The U.S. Department of Treasury’s Office of Foreign Assets Control has fined a Boston-area company for violating Iranian sanctions and using Web developers from that country.
On April 29, the U.S. Department of the Treasury's Office of Foreign Assets Control issued a Pre-Penalty Notice to Blue Robin, Inc. for 33 transactions where Web development services, valued at $205,650, were contracted from an Iranian company called PersiaBME. The transactions took place from approximately January 2009 to July 2010, a violation of the Iranian Transactions and Sanctions Regulations.

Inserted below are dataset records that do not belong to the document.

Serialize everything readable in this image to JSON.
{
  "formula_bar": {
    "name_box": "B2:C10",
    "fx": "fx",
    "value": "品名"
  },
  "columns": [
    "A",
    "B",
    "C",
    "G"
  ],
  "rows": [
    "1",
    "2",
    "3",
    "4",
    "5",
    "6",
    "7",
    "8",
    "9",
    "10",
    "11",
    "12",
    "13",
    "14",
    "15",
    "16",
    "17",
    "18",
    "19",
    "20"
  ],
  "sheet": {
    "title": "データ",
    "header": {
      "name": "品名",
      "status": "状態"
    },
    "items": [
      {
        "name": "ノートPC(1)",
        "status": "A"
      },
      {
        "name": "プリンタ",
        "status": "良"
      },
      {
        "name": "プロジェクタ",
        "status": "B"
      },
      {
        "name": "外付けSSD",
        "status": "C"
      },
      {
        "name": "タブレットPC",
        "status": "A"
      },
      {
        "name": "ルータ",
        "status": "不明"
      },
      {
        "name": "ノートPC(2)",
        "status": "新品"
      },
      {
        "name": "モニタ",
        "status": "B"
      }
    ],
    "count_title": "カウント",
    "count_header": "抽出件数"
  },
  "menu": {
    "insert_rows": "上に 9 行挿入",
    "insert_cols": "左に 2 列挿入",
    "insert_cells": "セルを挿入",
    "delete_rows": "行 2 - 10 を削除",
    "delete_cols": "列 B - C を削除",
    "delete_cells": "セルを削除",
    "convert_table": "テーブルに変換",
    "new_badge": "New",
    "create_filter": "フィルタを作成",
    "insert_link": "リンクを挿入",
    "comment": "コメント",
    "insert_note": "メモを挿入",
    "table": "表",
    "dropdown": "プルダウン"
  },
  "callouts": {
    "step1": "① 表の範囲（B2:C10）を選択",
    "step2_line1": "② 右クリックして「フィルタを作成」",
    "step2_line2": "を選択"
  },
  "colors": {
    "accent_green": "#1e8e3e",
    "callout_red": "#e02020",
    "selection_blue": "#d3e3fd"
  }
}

Given the chance to respond to the allegations, the firm, a cloud computing developer, claimed that the proposed penalty, $82,260, “was disproportionately higher than other penalties and settlements in similar OF AC enforcement cases.” The company also argued that it “did not show reckless disregard for U.S. sanctions in its transactions with PersiaBME,” was unaware that it was violating U.S. law; and that the harm to U.S. sanctions program objectives was negligible.
Blue Robin added that it should receive mitigation for remedial steps that it took, and continues to take, and that “its lack of a compliance program and failure to implement one should not be considered an aggravating factor.”
The firm argued for a 25 percent reduction to the proposed penalty because this was a first offense and “a cautionary letter would sufficiently promote future compliance and have a deterrent effect.”
OFAC, however, stuck to its initial fine. “No additional mitigation should be provided due to comparisons with other enforcement cases because [we] evaluate each case on its own merits,” it wrote in its response. It added that: “Blue Robin acted recklessly because it knew it was importing services from an Iranian company over a period of more than five years, it sent payments through unlicensed money exchangers instead of through traditional commercial banking channels, and it appears that the company did not take any steps to research the legality of funds transfers to Iran or the importation of services from Iran until after it lost contact with its unlicensed money exchanger.”